David Kikoski / Consequences

David Kikoski(P)
Christian McBride(B)
Jeff "Tain" Watts(Ds)
Rec. February 1, 2012, NY
(Criss Cross 1346)

デヴィッド・キコスキとジェフ・ワッツはお互いのリーダー・アルバムで共演し合っている間柄で、近作の「David kikoski/Mostly Standards(09年、別頁あり)」や「Jeff "Tain" Watts / Family(11年、別頁あり)」でも一緒だったのだが、本作はその「Mostly Standards」からベースのエリック・レヴィスをクリスチャン・マクブライドに代えて、さらにパワーアップしているのだからそそられる。この3人の共演はワッツの「Tain & The Ebonix/Folk's Songs(07年、別頁あり)」以来ということになると思うけど、超強力なリズム隊を相手に、はたしてキコスキがどこまでやり合えているのか楽しみだね。「Mostly Standards」では既成曲とオリジナル曲の温度差が感じられたが、本作は1曲以外はオリジナルで統一しているので、きっとその辺のバランスもよくなっているだろう。

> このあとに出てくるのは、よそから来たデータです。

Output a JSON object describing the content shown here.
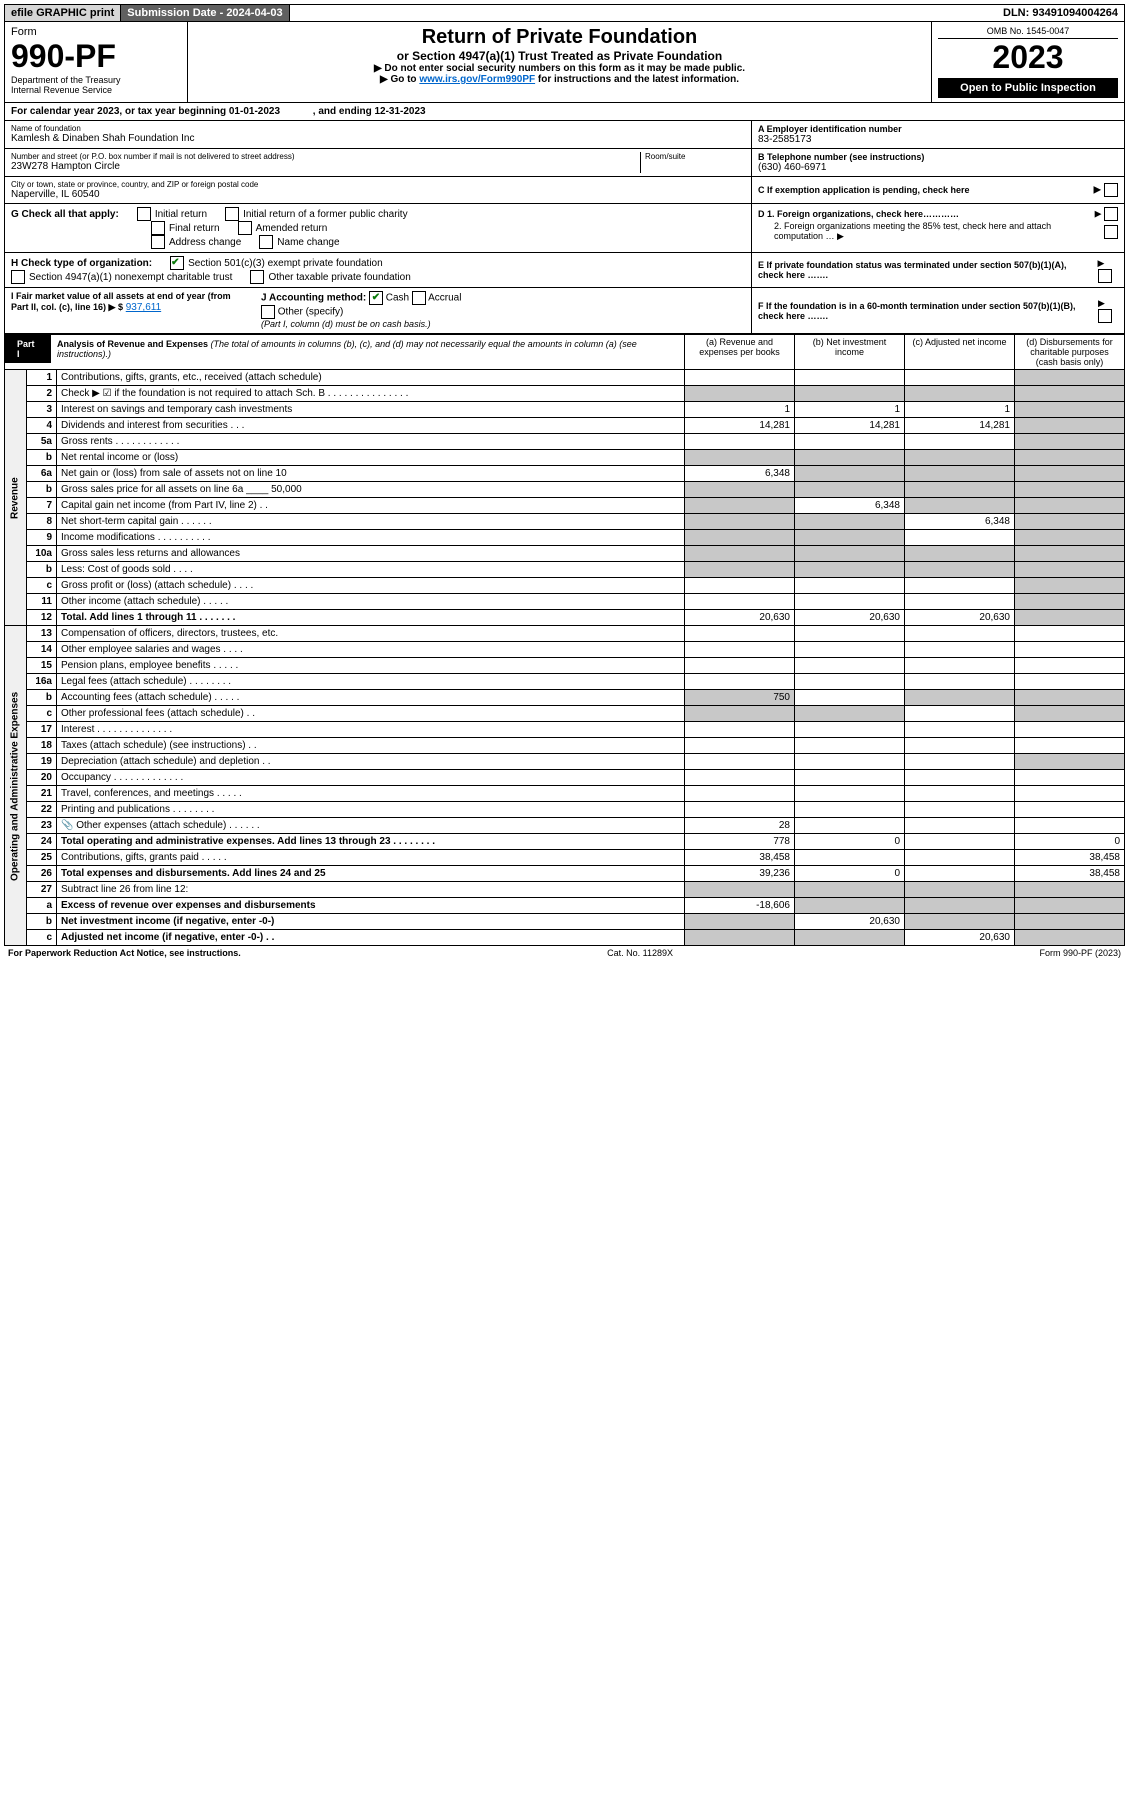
{
  "topbar": {
    "efile": "efile GRAPHIC print",
    "sub": "Submission Date - 2024-04-03",
    "dln": "DLN: 93491094004264"
  },
  "header": {
    "form": "Form",
    "formNo": "990-PF",
    "dept": "Department of the Treasury",
    "irs": "Internal Revenue Service",
    "title": "Return of Private Foundation",
    "sub1": "or Section 4947(a)(1) Trust Treated as Private Foundation",
    "sub2": "▶ Do not enter social security numbers on this form as it may be made public.",
    "sub3": "▶ Go to www.irs.gov/Form990PF for instructions and the latest information.",
    "link": "www.irs.gov/Form990PF",
    "omb": "OMB No. 1545-0047",
    "year": "2023",
    "open": "Open to Public Inspection"
  },
  "calyear": "For calendar year 2023, or tax year beginning 01-01-2023    , and ending 12-31-2023",
  "id": {
    "nameLabel": "Name of foundation",
    "name": "Kamlesh & Dinaben Shah Foundation Inc",
    "einLabel": "A Employer identification number",
    "ein": "83-2585173",
    "addrLabel": "Number and street (or P.O. box number if mail is not delivered to street address)",
    "addr": "23W278 Hampton Circle",
    "roomLabel": "Room/suite",
    "telLabel": "B Telephone number (see instructions)",
    "tel": "(630) 460-6971",
    "cityLabel": "City or town, state or province, country, and ZIP or foreign postal code",
    "city": "Naperville, IL  60540",
    "cLabel": "C If exemption application is pending, check here",
    "d1": "D 1. Foreign organizations, check here…………",
    "d2": "2. Foreign organizations meeting the 85% test, check here and attach computation … ▶",
    "e": "E  If private foundation status was terminated under section 507(b)(1)(A), check here …….",
    "f": "F  If the foundation is in a 60-month termination under section 507(b)(1)(B), check here …….",
    "gLabel": "G Check all that apply:",
    "g": [
      "Initial return",
      "Initial return of a former public charity",
      "Final return",
      "Amended return",
      "Address change",
      "Name change"
    ],
    "hLabel": "H Check type of organization:",
    "h1": "Section 501(c)(3) exempt private foundation",
    "h2": "Section 4947(a)(1) nonexempt charitable trust",
    "h3": "Other taxable private foundation",
    "iLabel": "I Fair market value of all assets at end of year (from Part II, col. (c), line 16) ▶ $",
    "iVal": "937,611",
    "jLabel": "J Accounting method:",
    "j1": "Cash",
    "j2": "Accrual",
    "j3": "Other (specify)",
    "jNote": "(Part I, column (d) must be on cash basis.)"
  },
  "part1": {
    "tag": "Part I",
    "title": "Analysis of Revenue and Expenses",
    "note": "(The total of amounts in columns (b), (c), and (d) may not necessarily equal the amounts in column (a) (see instructions).)",
    "cols": [
      "(a)  Revenue and expenses per books",
      "(b)  Net investment income",
      "(c)  Adjusted net income",
      "(d)  Disbursements for charitable purposes (cash basis only)"
    ],
    "side1": "Revenue",
    "side2": "Operating and Administrative Expenses",
    "lines": [
      {
        "n": "1",
        "d": "Contributions, gifts, grants, etc., received (attach schedule)"
      },
      {
        "n": "2",
        "d": "Check ▶ ☑ if the foundation is not required to attach Sch. B .  .  .  .  .  .  .  .  .  .  .  .  .  .  ."
      },
      {
        "n": "3",
        "d": "Interest on savings and temporary cash investments",
        "a": "1",
        "b": "1",
        "c": "1"
      },
      {
        "n": "4",
        "d": "Dividends and interest from securities  .  .  .",
        "a": "14,281",
        "b": "14,281",
        "c": "14,281"
      },
      {
        "n": "5a",
        "d": "Gross rents  .  .  .  .  .  .  .  .  .  .  .  ."
      },
      {
        "n": "b",
        "d": "Net rental income or (loss)"
      },
      {
        "n": "6a",
        "d": "Net gain or (loss) from sale of assets not on line 10",
        "a": "6,348"
      },
      {
        "n": "b",
        "d": "Gross sales price for all assets on line 6a ____ 50,000"
      },
      {
        "n": "7",
        "d": "Capital gain net income (from Part IV, line 2)  .  .",
        "b": "6,348"
      },
      {
        "n": "8",
        "d": "Net short-term capital gain  .  .  .  .  .  .",
        "c": "6,348"
      },
      {
        "n": "9",
        "d": "Income modifications .  .  .  .  .  .  .  .  .  ."
      },
      {
        "n": "10a",
        "d": "Gross sales less returns and allowances"
      },
      {
        "n": "b",
        "d": "Less: Cost of goods sold  .  .  .  ."
      },
      {
        "n": "c",
        "d": "Gross profit or (loss) (attach schedule)  .  .  .  ."
      },
      {
        "n": "11",
        "d": "Other income (attach schedule)  .  .  .  .  ."
      },
      {
        "n": "12",
        "d": "Total. Add lines 1 through 11  .  .  .  .  .  .  .",
        "bold": true,
        "a": "20,630",
        "b": "20,630",
        "c": "20,630"
      },
      {
        "n": "13",
        "d": "Compensation of officers, directors, trustees, etc."
      },
      {
        "n": "14",
        "d": "Other employee salaries and wages  .  .  .  ."
      },
      {
        "n": "15",
        "d": "Pension plans, employee benefits  .  .  .  .  ."
      },
      {
        "n": "16a",
        "d": "Legal fees (attach schedule) .  .  .  .  .  .  .  ."
      },
      {
        "n": "b",
        "d": "Accounting fees (attach schedule)  .  .  .  .  .",
        "a": "750"
      },
      {
        "n": "c",
        "d": "Other professional fees (attach schedule)  .  ."
      },
      {
        "n": "17",
        "d": "Interest .  .  .  .  .  .  .  .  .  .  .  .  .  ."
      },
      {
        "n": "18",
        "d": "Taxes (attach schedule) (see instructions)  .  ."
      },
      {
        "n": "19",
        "d": "Depreciation (attach schedule) and depletion  .  ."
      },
      {
        "n": "20",
        "d": "Occupancy .  .  .  .  .  .  .  .  .  .  .  .  ."
      },
      {
        "n": "21",
        "d": "Travel, conferences, and meetings .  .  .  .  ."
      },
      {
        "n": "22",
        "d": "Printing and publications .  .  .  .  .  .  .  ."
      },
      {
        "n": "23",
        "d": "Other expenses (attach schedule) .  .  .  .  .  .",
        "icon": "📎",
        "a": "28"
      },
      {
        "n": "24",
        "d": "Total operating and administrative expenses. Add lines 13 through 23 .  .  .  .  .  .  .  .",
        "bold": true,
        "a": "778",
        "b": "0",
        "dd": "0"
      },
      {
        "n": "25",
        "d": "Contributions, gifts, grants paid  .  .  .  .  .",
        "a": "38,458",
        "dd": "38,458"
      },
      {
        "n": "26",
        "d": "Total expenses and disbursements. Add lines 24 and 25",
        "bold": true,
        "a": "39,236",
        "b": "0",
        "dd": "38,458"
      },
      {
        "n": "27",
        "d": "Subtract line 26 from line 12:"
      },
      {
        "n": "a",
        "d": "Excess of revenue over expenses and disbursements",
        "bold": true,
        "a": "-18,606"
      },
      {
        "n": "b",
        "d": "Net investment income (if negative, enter -0-)",
        "bold": true,
        "b": "20,630"
      },
      {
        "n": "c",
        "d": "Adjusted net income (if negative, enter -0-)  .  .",
        "bold": true,
        "c": "20,630"
      }
    ]
  },
  "footer": {
    "l": "For Paperwork Reduction Act Notice, see instructions.",
    "m": "Cat. No. 11289X",
    "r": "Form 990-PF (2023)"
  },
  "shadeMap": {
    "1": [
      "d"
    ],
    "2": [
      "a",
      "b",
      "c",
      "d"
    ],
    "5a": [
      "d"
    ],
    "b": [
      "a",
      "b",
      "c",
      "d"
    ],
    "6a": [
      "b",
      "c",
      "d"
    ],
    "7": [
      "a",
      "c",
      "d"
    ],
    "8": [
      "a",
      "b",
      "d"
    ],
    "9": [
      "a",
      "b",
      "d"
    ],
    "10a": [
      "a",
      "b",
      "c",
      "d"
    ],
    "c": [
      "d"
    ],
    "13": [],
    "19": [
      "d"
    ],
    "27": [
      "a",
      "b",
      "c",
      "d"
    ]
  }
}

キコスキ曲が6曲、ワッツ曲が2曲、スタンダードの「Never Let Me Go」で全9曲。
1曲目にミディアム・テンポのブルース曲を持ってきたりして、キコスキにしてはリラックス感のある演奏。おそらくマクブライドの音楽的嗜好が反映されているのだと思うけど、そんな中での部分的にモーダルなフレーズも取り入れながらの現代的な弾き方が、いかにもキコスキらしくてカッコいい。セッション的な要素が強い演奏なので、少々ダレ気味になっているような気がしないでもないけれど、それがまたブルージーな味わいに繋がっているね。2曲目からはいかにもキコスキらしいピリリとした演奏が続いていて、このトリオとしての魅力もぐんと増している。キコスキはドラマー好きするフレーズでバンバン仕掛けているし、マクブライドの強靭なベースも存在感が半端ではないし、ワッツも攻撃性のある野性味たっぷりのドラミングで楽しませてくれる。嬉しいのは5曲目で「Mr.JJ」をやっていること。この曲はワッツの私的最高傑作「Jeff "Tain" Watts/Detained At The Blue Note(04年)」(キコスキも参加)に収録されていた曲だが、それをさらに高速でやっているのだから驚いてしまう。この速さだというのにマクブライドまでもが超絶なベースソロをとっていて、さすがに大したものだね。私としてはこの1曲だけでも大興奮してしまうというのに、6曲目も途中から高速4ビートになっていたりして、全体的にハードなジャズの醍醐味がたっぷりと満喫できるアルバム作りとなっているものだから、終始ワクワクしながら楽しむことができた。ラスト曲の「Never Let Me Go」を、ソロピアノでしっとりと締めているのもグッドだね。
キコスキのアルバムでは、どちらかというとビル・スチュワート参加の「David Kikoski Trio/Details(04年)」「David Kikoski/Limits(06年、別頁あり)」の方がこれまでは好きだったのだが、本作がそれ以上に良く感じるのはマクブライドとワッツの超強力なリズム隊に触発されて、キコスキにいつも以上に気合が入っているから。Criss Cross盤なので録音だけは普通だけど(エンジニアはマイク・マルシアーノ)、大好きな「Mr.JJ」もやっていることだし、これはオマケして5つ星にしておこう。